Focused ultrasound is a new, scalpel-free treatment for essential tremor, the most common movement disorder. We're among a select few programs in the country that can offer this treatment.
What is focused ultrasound?
Focused ultrasound combines high-frequency (ultrasound) energy with magnetic resonance imaging (MRI). This treatment safely and accurately treats tissue deep within the body without the need for incisions. UVA was part of a multi-site clinical trial to demonstrate the safety and effectiveness of this approach for treating essential tremor. Researchers are exploring other potential applications.
How does focused ultrasound work?
Focused ultrasound disrupts the brain activity responsible for the tremors while protecting normal, healthy tissue.
What to expect:
- Your doctor uses MRI to accurately target brain tissue and electrical activity responsible for the tremors
- Your doctor guides concentrated beams of ultrasound energy to the treatment area
- The energy beams disrupt the abnormal electrical activity and relieve your symptoms
Can I receive focused ultrasound for other neurological disorders?
Currently, focused ultrasound is only available for essential tremor. We also care for patients from around the world with rare and complex neurological disorders, including Parkinson’s disease and brain tumors.
If I have essential tremor, does this mean I can receive focused ultrasound?
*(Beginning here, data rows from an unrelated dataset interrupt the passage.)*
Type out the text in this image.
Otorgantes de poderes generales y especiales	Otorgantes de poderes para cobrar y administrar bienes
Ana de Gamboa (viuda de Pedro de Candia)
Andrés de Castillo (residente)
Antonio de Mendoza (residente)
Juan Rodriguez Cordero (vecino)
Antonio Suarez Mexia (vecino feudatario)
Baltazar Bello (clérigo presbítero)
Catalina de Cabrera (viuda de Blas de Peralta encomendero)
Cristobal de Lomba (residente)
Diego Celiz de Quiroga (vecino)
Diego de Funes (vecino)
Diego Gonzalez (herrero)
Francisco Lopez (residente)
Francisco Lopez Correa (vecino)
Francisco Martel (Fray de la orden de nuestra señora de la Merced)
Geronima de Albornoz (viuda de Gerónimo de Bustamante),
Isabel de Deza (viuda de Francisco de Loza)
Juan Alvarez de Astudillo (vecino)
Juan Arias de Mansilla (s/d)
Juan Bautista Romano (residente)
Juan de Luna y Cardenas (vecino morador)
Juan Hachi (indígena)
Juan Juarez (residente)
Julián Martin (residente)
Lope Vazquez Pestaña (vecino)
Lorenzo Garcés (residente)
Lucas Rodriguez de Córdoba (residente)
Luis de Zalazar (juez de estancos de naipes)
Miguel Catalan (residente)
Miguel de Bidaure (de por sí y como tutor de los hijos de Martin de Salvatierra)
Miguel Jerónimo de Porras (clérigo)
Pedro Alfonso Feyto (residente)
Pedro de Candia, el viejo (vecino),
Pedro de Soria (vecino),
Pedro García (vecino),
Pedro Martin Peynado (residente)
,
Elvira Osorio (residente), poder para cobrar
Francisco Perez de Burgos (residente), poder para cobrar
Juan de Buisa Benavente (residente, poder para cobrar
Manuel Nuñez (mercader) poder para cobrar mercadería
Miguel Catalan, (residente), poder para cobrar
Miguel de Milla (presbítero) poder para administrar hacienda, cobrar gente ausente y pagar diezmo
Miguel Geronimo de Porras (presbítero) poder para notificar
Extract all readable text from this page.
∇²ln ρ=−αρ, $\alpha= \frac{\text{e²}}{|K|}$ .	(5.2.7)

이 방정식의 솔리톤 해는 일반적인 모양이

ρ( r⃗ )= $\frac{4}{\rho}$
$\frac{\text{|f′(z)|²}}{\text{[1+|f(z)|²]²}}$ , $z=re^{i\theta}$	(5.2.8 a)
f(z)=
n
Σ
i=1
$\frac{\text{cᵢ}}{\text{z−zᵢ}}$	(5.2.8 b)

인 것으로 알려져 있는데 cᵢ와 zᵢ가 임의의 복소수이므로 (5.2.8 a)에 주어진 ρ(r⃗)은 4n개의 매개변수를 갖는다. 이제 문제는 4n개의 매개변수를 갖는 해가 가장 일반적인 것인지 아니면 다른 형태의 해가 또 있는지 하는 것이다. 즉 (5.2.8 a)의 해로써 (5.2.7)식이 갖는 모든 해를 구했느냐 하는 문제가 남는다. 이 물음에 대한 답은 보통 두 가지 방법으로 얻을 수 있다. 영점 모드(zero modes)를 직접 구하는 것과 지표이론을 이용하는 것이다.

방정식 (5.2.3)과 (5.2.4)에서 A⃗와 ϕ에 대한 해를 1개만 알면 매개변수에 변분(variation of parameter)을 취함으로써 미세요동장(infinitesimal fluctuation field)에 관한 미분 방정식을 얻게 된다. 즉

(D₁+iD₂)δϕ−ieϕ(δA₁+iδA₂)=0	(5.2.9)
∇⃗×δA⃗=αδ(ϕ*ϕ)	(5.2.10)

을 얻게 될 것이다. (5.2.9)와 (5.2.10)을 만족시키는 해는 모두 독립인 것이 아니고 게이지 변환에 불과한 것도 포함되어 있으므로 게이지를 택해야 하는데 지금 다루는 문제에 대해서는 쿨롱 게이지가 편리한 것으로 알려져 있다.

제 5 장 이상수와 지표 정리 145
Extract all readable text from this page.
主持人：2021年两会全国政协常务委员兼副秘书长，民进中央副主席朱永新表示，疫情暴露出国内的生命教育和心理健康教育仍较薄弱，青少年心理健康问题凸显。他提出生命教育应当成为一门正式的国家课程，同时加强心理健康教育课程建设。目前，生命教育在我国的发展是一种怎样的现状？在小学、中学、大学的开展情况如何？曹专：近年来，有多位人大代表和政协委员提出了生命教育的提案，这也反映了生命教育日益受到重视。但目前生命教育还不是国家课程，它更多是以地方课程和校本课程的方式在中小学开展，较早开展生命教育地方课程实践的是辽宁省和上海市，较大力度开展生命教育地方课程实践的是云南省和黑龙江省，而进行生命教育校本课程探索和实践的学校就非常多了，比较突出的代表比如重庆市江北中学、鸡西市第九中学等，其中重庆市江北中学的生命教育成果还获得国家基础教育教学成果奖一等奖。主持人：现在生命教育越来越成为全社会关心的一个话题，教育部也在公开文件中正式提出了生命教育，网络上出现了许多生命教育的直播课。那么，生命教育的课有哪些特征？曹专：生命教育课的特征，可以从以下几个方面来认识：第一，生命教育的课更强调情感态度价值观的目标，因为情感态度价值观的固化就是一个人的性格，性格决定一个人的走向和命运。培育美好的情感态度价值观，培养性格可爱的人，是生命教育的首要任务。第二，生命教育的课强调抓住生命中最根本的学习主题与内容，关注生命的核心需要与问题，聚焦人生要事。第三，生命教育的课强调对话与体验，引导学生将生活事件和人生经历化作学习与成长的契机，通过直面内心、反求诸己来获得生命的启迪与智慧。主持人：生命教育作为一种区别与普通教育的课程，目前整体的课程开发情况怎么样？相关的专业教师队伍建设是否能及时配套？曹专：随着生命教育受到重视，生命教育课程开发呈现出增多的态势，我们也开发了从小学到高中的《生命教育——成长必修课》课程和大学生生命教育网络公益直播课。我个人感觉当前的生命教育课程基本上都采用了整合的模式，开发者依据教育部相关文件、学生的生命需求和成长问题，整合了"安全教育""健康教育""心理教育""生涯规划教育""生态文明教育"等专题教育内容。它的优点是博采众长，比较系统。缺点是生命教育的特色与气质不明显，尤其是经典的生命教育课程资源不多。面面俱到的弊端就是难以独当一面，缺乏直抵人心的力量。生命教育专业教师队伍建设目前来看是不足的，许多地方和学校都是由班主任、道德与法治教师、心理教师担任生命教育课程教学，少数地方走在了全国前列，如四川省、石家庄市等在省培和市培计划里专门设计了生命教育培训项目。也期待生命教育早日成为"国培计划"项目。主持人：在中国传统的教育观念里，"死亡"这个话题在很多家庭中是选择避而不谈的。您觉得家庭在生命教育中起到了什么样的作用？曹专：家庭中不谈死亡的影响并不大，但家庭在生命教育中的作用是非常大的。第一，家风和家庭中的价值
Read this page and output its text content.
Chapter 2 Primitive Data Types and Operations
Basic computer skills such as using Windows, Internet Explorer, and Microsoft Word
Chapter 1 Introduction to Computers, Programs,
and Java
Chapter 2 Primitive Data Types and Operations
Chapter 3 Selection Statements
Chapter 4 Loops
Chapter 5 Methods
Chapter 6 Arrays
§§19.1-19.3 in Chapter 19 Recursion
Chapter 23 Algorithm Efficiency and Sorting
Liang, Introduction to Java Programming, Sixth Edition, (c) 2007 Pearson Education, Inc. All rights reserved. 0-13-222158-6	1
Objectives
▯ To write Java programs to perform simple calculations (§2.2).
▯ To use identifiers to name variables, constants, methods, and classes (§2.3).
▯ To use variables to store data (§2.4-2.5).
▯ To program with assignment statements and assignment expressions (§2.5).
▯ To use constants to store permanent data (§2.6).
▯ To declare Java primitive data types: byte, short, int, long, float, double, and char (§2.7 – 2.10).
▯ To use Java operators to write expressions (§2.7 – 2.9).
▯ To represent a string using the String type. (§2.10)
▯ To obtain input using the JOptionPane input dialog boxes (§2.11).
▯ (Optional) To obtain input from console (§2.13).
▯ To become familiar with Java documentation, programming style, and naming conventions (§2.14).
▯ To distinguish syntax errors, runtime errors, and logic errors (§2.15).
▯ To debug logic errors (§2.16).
Focused ultrasound is not available for people with certain medical conditions, such as kidney disease, or those who can’t undergo an MRI because they have an implantable medical device, like a pacemaker. Your doctor will discuss the best treatment option for you, including alternatives such as deep brain stimulation.
Is focused ultrasound covered by my insurance?
The FDA approved the approach in July 2016, but it's not yet covered by insurance.
When will you start treating patients using focused ultrasound?
We are currently only accepting patients who can pay out of pocket. We’re working on making this available for more patients. It's undetermined when private insurers will begin covering this procedure. In the meantime, our physicians continue to see patients and advise them on the best options for their condition.